DE KARAKTERLOZE ZWAKKELING

Dit, beste Adam, geldt natuurlijk alleen voor je buurman. Wie zou het ook wagen jou, de sterke, de onverzettelijke, zelfs ook maar in een droom van zo'n mannelijke eigenschap te verdenken! Het is de buurman maar, de boze buurman. Ik bedoel niet diegene aan je linkerkant, weet je wel? dat opvouwbare kereltje, met die bibberknieën en dat piepstemmetje, die altijd al ja zegt voor hem nog iets gevraagd is, de man die al in de houding gaat staan of buigt als een knipmes, wanneer zijn bureauchef alleen maar hoest.

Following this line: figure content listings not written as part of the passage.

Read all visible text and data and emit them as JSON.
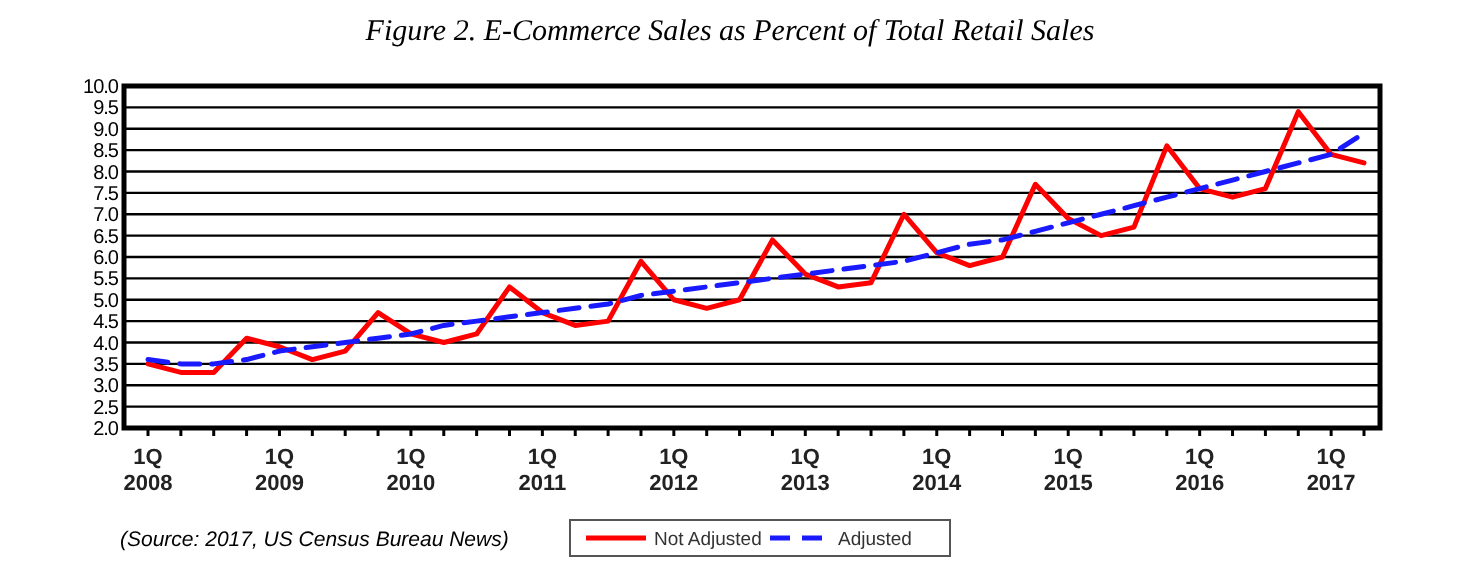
{
  "chart_data": {
    "type": "line",
    "title": "Figure 2. E-Commerce Sales as Percent of Total Retail Sales",
    "categories": [
      "1Q 2008",
      null,
      null,
      null,
      "1Q 2009",
      null,
      null,
      null,
      "1Q 2010",
      null,
      null,
      null,
      "1Q 2011",
      null,
      null,
      null,
      "1Q 2012",
      null,
      null,
      null,
      "1Q 2013",
      null,
      null,
      null,
      "1Q 2014",
      null,
      null,
      null,
      "1Q 2015",
      null,
      null,
      null,
      "1Q 2016",
      null,
      null,
      null,
      "1Q 2017",
      null
    ],
    "series": [
      {
        "name": "Not Adjusted",
        "color": "#ff0000",
        "line_style": "solid",
        "values": [
          3.5,
          3.3,
          3.3,
          4.1,
          3.9,
          3.6,
          3.8,
          4.7,
          4.2,
          4.0,
          4.2,
          5.3,
          4.7,
          4.4,
          4.5,
          5.9,
          5.0,
          4.8,
          5.0,
          6.4,
          5.6,
          5.3,
          5.4,
          7.0,
          6.1,
          5.8,
          6.0,
          7.7,
          6.9,
          6.5,
          6.7,
          8.6,
          7.6,
          7.4,
          7.6,
          9.4,
          8.4,
          8.2
        ]
      },
      {
        "name": "Adjusted",
        "color": "#1a1aff",
        "line_style": "dashed",
        "values": [
          3.6,
          3.5,
          3.5,
          3.6,
          3.8,
          3.9,
          4.0,
          4.1,
          4.2,
          4.4,
          4.5,
          4.6,
          4.7,
          4.8,
          4.9,
          5.1,
          5.2,
          5.3,
          5.4,
          5.5,
          5.6,
          5.7,
          5.8,
          5.9,
          6.1,
          6.3,
          6.4,
          6.6,
          6.8,
          7.0,
          7.2,
          7.4,
          7.6,
          7.8,
          8.0,
          8.2,
          8.4,
          8.9
        ]
      }
    ],
    "ylim": [
      2,
      10
    ],
    "yticks": [
      {
        "value": 2,
        "label": "2.0"
      },
      {
        "value": 2.5,
        "label": "2.5"
      },
      {
        "value": 3,
        "label": "3.0"
      },
      {
        "value": 3.5,
        "label": "3.5"
      },
      {
        "value": 4,
        "label": "4.0"
      },
      {
        "value": 4.5,
        "label": "4.5"
      },
      {
        "value": 5,
        "label": "5.0"
      },
      {
        "value": 5.5,
        "label": "5.5"
      },
      {
        "value": 6,
        "label": "6.0"
      },
      {
        "value": 6.5,
        "label": "6.5"
      },
      {
        "value": 7,
        "label": "7.0"
      },
      {
        "value": 7.5,
        "label": "7.5"
      },
      {
        "value": 8,
        "label": "8.0"
      },
      {
        "value": 8.5,
        "label": "8.5"
      },
      {
        "value": 9,
        "label": "9.0"
      },
      {
        "value": 9.5,
        "label": "9.5"
      },
      {
        "value": 10,
        "label": "10.0"
      }
    ],
    "grid": "y",
    "legend": "bottom",
    "marker": "none",
    "annotations": [
      "(Source: 2017, US Census Bureau News)"
    ]
  }
}
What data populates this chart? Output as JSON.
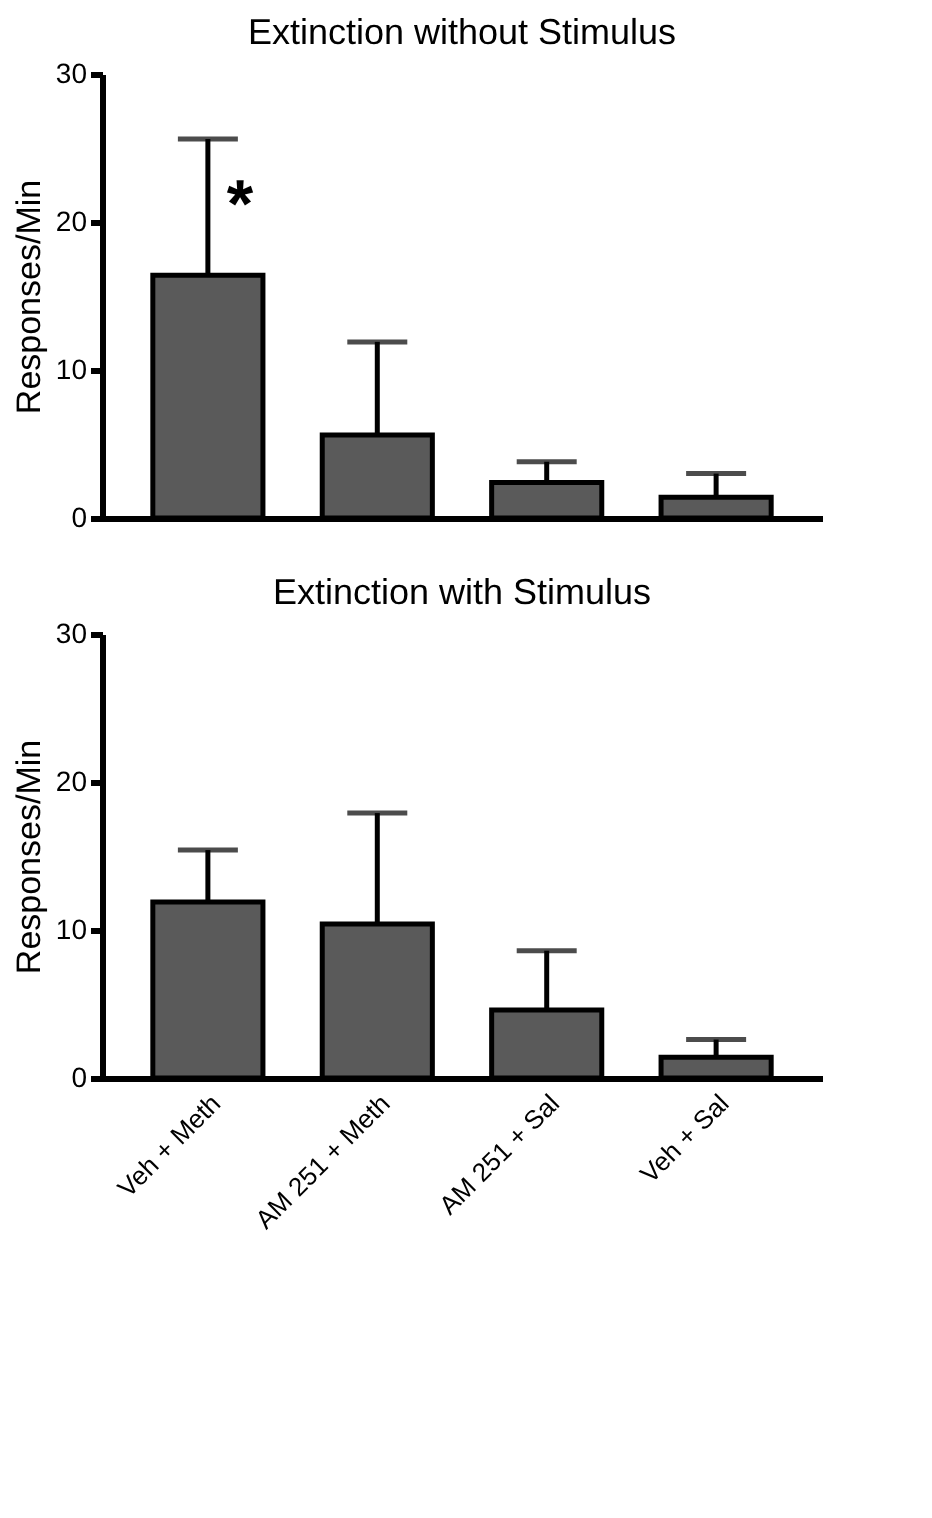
{
  "chart_data": [
    {
      "type": "bar",
      "title": "Extinction without Stimulus",
      "ylabel": "Responses/Min",
      "categories": [
        "Veh + Meth",
        "AM 251 + Meth",
        "AM 251 + Sal",
        "Veh + Sal"
      ],
      "values": [
        16.4,
        5.6,
        2.4,
        1.4
      ],
      "color": "#5a5a5a",
      "errors": [
        [
          16.4,
          25.6
        ],
        [
          5.6,
          11.9
        ],
        [
          2.4,
          3.8
        ],
        [
          1.4,
          3.0
        ]
      ],
      "ylim": [
        0,
        30
      ],
      "yticks": [
        0,
        10,
        20,
        30
      ],
      "grid": false,
      "tick_labels": "y",
      "annotations": [
        {
          "text": "*",
          "x": "Veh + Meth",
          "y": 21
        }
      ]
    },
    {
      "type": "bar",
      "title": "Extinction with Stimulus",
      "ylabel": "Responses/Min",
      "categories": [
        "Veh + Meth",
        "AM 251 + Meth",
        "AM 251 + Sal",
        "Veh + Sal"
      ],
      "values": [
        11.9,
        10.4,
        4.6,
        1.4
      ],
      "color": "#5a5a5a",
      "errors": [
        [
          11.9,
          15.4
        ],
        [
          10.4,
          17.9
        ],
        [
          4.6,
          8.6
        ],
        [
          1.4,
          2.6
        ]
      ],
      "ylim": [
        0,
        30
      ],
      "yticks": [
        0,
        10,
        20,
        30
      ],
      "grid": false
    }
  ]
}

Nee, die bedoel ik niet, die zielepoot, die voor het leven, voor de openbare mening, voor de overheid mechanisch zijn hoofd in zijn schouders trekt. Ach nee, daar heb je te veel mee te doen dan dat ik om hem zou kunnen lachen; en de angst die in zijn toegeknepen oogjes flikkert als hij achter de rug van zijn huiskruis het waagt vrij te ademen, die angst kan me niet amuseren en niet ergeren. Nee, dat soort zwakkeling bedoel ik niet.

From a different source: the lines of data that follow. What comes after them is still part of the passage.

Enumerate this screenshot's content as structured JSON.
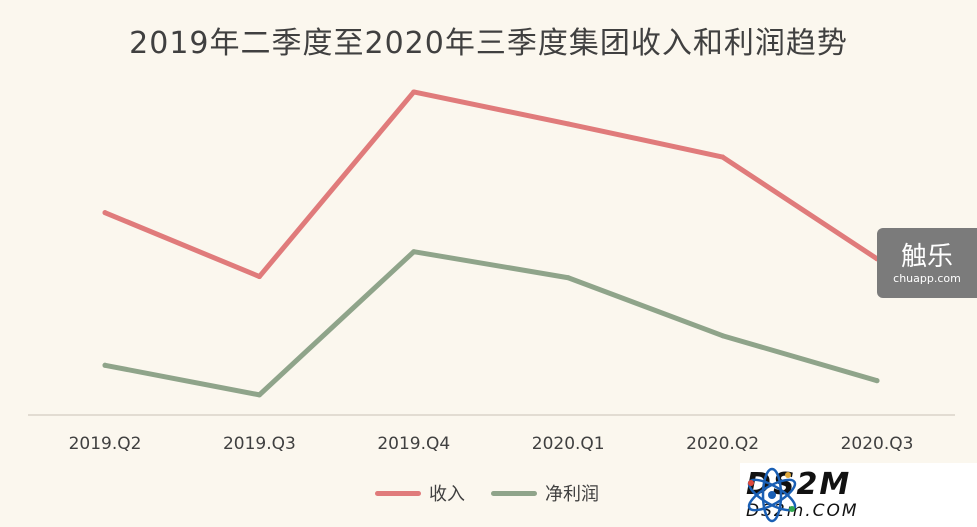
{
  "title": "2019年二季度至2020年三季度集团收入和利润趋势",
  "chart_data": {
    "type": "line",
    "title": "2019年二季度至2020年三季度集团收入和利润趋势",
    "categories": [
      "2019.Q2",
      "2019.Q3",
      "2019.Q4",
      "2020.Q1",
      "2020.Q2",
      "2020.Q3"
    ],
    "series": [
      {
        "name": "收入",
        "color": "#e07b7b",
        "values": [
          171,
          117,
          273,
          246,
          218,
          132
        ]
      },
      {
        "name": "净利润",
        "color": "#8fa48a",
        "values": [
          42,
          17,
          138,
          116,
          67,
          29
        ]
      }
    ],
    "ylim": [
      0,
      300
    ],
    "y_axis_visible": false,
    "grid": false,
    "legend_position": "bottom"
  },
  "watermarks": {
    "chuapp_cn": "触乐",
    "chuapp_url": "chuapp.com",
    "ds2m_main": "DS2M",
    "ds2m_sub": "DS2m.COM"
  }
}
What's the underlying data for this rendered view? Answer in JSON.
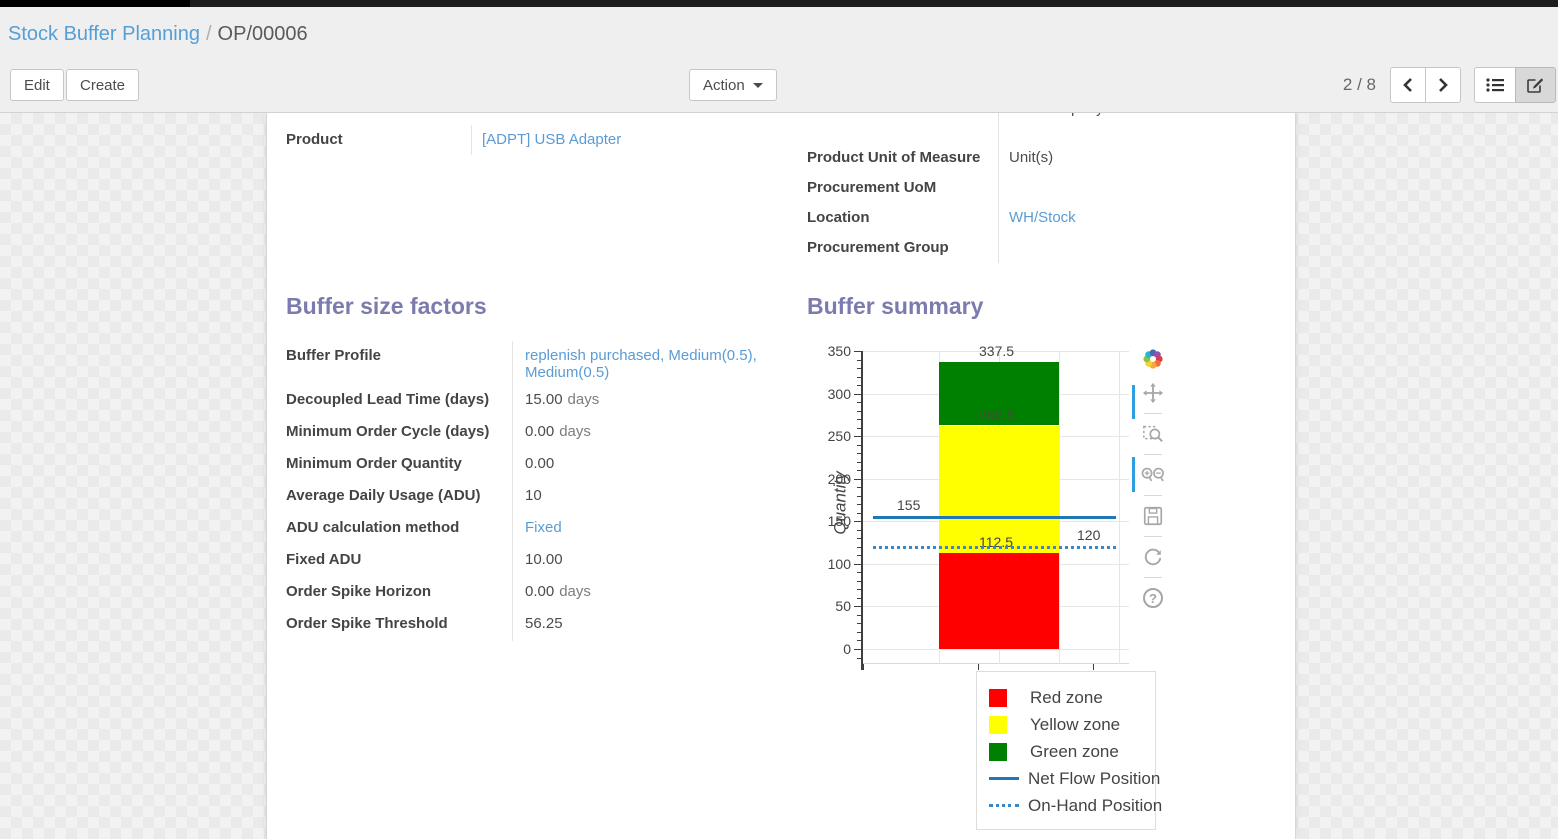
{
  "breadcrumb": {
    "parent": "Stock Buffer Planning",
    "separator": "/",
    "current": "OP/00006"
  },
  "toolbar": {
    "edit_label": "Edit",
    "create_label": "Create",
    "action_label": "Action",
    "pager": "2 / 8"
  },
  "view_switcher": {
    "icons": [
      "list-view-icon",
      "form-view-icon"
    ],
    "active": "form-view-icon"
  },
  "form": {
    "clipped_value": "YourCompany",
    "left_fields": [
      {
        "label": "Product",
        "value": "[ADPT] USB Adapter",
        "link": true
      }
    ],
    "right_fields": [
      {
        "label": "Product Unit of Measure",
        "value": "Unit(s)",
        "link": false
      },
      {
        "label": "Procurement UoM",
        "value": "",
        "link": false
      },
      {
        "label": "Location",
        "value": "WH/Stock",
        "link": true
      },
      {
        "label": "Procurement Group",
        "value": "",
        "link": false
      }
    ],
    "factors": {
      "title": "Buffer size factors",
      "fields": [
        {
          "label": "Buffer Profile",
          "value": "replenish purchased, Medium(0.5), Medium(0.5)",
          "link": true
        },
        {
          "label": "Decoupled Lead Time (days)",
          "value": "15.00",
          "suffix": "days"
        },
        {
          "label": "Minimum Order Cycle (days)",
          "value": "0.00",
          "suffix": "days"
        },
        {
          "label": "Minimum Order Quantity",
          "value": "0.00"
        },
        {
          "label": "Average Daily Usage (ADU)",
          "value": "10"
        },
        {
          "label": "ADU calculation method",
          "value": "Fixed",
          "link": true
        },
        {
          "label": "Fixed ADU",
          "value": "10.00"
        },
        {
          "label": "Order Spike Horizon",
          "value": "0.00",
          "suffix": "days"
        },
        {
          "label": "Order Spike Threshold",
          "value": "56.25"
        }
      ]
    },
    "summary_title": "Buffer summary"
  },
  "chart_data": {
    "type": "bar",
    "title": "Buffer summary",
    "xlabel": "",
    "ylabel": "Quantity",
    "ylim": [
      0,
      350
    ],
    "y_major_ticks": [
      0,
      50,
      100,
      150,
      200,
      250,
      300,
      350
    ],
    "y_minor_step": 10,
    "grid": true,
    "zones": [
      {
        "name": "Red zone",
        "from": 0,
        "to": 112.5,
        "color": "#ff0000",
        "top_label": "112.5"
      },
      {
        "name": "Yellow zone",
        "from": 112.5,
        "to": 262.5,
        "color": "#ffff00"
      },
      {
        "name": "Green zone",
        "from": 262.5,
        "to": 337.5,
        "color": "#008000",
        "top_label": "337.5",
        "bottom_label": "262.5"
      }
    ],
    "lines": [
      {
        "name": "Net Flow Position",
        "value": 155,
        "style": "solid",
        "color": "#1f77b4",
        "label": "155",
        "label_side": "left"
      },
      {
        "name": "On-Hand Position",
        "value": 120,
        "style": "dotted",
        "color": "#3a87c8",
        "label": "120",
        "label_side": "right"
      }
    ],
    "legend": [
      {
        "label": "Red zone",
        "symbol": "square",
        "color": "#ff0000"
      },
      {
        "label": "Yellow zone",
        "symbol": "square",
        "color": "#ffff00"
      },
      {
        "label": "Green zone",
        "symbol": "square",
        "color": "#008000"
      },
      {
        "label": "Net Flow Position",
        "symbol": "line",
        "color": "#1f77b4"
      },
      {
        "label": "On-Hand Position",
        "symbol": "dotted",
        "color": "#3a87c8"
      }
    ],
    "legend_position": "bottom-right"
  },
  "modebar": {
    "icons": [
      "plotly-logo-icon",
      "pan-icon",
      "box-zoom-icon",
      "zoom-in-out-icon",
      "save-icon",
      "reset-axes-icon",
      "help-icon"
    ]
  },
  "colors": {
    "accent_link": "#5b9bd5",
    "breadcrumb_link": "#549fd7",
    "section_title": "#7c7bad",
    "net_flow": "#1f77b4",
    "red_zone": "#ff0000",
    "yellow_zone": "#ffff00",
    "green_zone": "#008000"
  }
}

Je rechter-buurman meen ik. Ken je hem nog niet? Hij ziet er niet precies uit als en pantoffelheld, hij heeft iets statigs, ik zou haast zeggen iets heerszuchtigs. Bij hem was de natuur niet in twijfel, zoals zijn buurman, of ze een man of een vrouw van hem zou maken. Hij is een man, een echte man, een Adam net als jij, mijn vriend. Hij is de man die altijd de moed bezit om de ellende van anderen te verdragen, maar uit medelijden met zijn zieke of arme familie er tussenuit knijpt. Hij is de zwakke man, die geen vrouwenlachje onbeantwoord kan laten, en geen stand houdt voor de spot van zijn vrienden. De buurman aan de rechterkant is de man van de honderd leugens en uitvluchten, de man die iedere openhartige uiteenzetting uit de weg gaat, die liever brieven schrijft dan je oog in oog te zien. Hij is de man die graag rozen steelt, maar dan alleen de bloemen, de doornen laat hij aan anderen over.

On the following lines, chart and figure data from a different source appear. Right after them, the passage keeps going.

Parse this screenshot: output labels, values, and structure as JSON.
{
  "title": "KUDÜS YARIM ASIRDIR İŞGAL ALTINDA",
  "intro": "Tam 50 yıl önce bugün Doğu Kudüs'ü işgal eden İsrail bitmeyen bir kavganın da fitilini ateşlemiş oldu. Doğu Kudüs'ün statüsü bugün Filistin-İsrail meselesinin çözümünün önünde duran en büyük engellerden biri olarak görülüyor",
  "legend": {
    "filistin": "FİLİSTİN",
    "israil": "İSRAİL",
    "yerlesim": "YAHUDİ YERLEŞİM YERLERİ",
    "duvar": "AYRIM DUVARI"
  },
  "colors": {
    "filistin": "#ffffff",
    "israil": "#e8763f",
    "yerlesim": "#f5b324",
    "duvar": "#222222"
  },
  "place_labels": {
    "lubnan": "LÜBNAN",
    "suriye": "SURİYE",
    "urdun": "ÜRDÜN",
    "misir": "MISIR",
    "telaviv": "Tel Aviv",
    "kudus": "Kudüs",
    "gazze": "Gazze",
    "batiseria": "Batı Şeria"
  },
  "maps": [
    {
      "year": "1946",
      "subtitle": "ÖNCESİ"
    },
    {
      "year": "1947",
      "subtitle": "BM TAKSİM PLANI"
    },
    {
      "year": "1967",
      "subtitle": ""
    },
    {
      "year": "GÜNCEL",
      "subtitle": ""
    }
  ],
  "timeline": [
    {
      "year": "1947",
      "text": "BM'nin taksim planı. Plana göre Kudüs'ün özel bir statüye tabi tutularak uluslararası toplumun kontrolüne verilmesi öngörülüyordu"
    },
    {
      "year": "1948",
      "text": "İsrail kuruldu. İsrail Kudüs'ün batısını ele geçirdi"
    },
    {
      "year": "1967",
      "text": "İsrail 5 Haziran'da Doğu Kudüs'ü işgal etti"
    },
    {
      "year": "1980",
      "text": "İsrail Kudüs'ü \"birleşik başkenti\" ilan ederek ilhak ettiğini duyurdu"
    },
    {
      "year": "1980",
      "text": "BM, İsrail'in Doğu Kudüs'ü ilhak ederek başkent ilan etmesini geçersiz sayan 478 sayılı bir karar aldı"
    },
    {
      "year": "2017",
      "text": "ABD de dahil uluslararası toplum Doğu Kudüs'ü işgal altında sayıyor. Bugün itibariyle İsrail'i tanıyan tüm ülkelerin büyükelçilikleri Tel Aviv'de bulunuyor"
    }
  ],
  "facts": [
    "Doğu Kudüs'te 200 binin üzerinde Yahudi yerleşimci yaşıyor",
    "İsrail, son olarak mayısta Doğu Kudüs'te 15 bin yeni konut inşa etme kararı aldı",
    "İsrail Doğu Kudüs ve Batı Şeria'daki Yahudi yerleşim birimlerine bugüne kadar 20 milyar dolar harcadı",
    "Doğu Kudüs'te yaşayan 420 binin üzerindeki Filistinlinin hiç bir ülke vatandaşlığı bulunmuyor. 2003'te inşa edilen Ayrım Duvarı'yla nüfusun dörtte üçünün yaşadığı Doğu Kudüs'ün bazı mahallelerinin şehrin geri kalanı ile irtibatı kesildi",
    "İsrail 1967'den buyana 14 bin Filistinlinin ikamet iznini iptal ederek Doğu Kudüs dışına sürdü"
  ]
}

Verantwoording voor zijn doen en laten wil hij niet dragen, en zijn losbandigheden verontschuldigt hij met sofismen. Zijn uitknijpen dekt hij graag met filosofische overwegingen. Wordt hij op heterdaad betrapt, dan breekt zijn woede los. In het dagelijks leven is hij de man die zich achter zijn vrouw verschuilt om de gedienstige een standje te geven en haar überhaupt met alle mogelijke vervelende werkjes opknapt onder voorwendsel dat dit dingen zijn die de vrouw aangaan. Hij is de man die niet tegen een nederlaag kan, en moeilijke situaties wil forceren door te dreigen met zelfmoord. Alleen te midden van de kudde wordt hij zich van zijn kracht bewust, hij huilt met de wolven, en stormt slechts dan voorwaarts, wanneer gelijk met hem honderd anderen hun hoofd te pletter lopen.
Zeg vriend Adam, moet je zo hier en daar de rechterbuurman niet als een bekende toeknikken?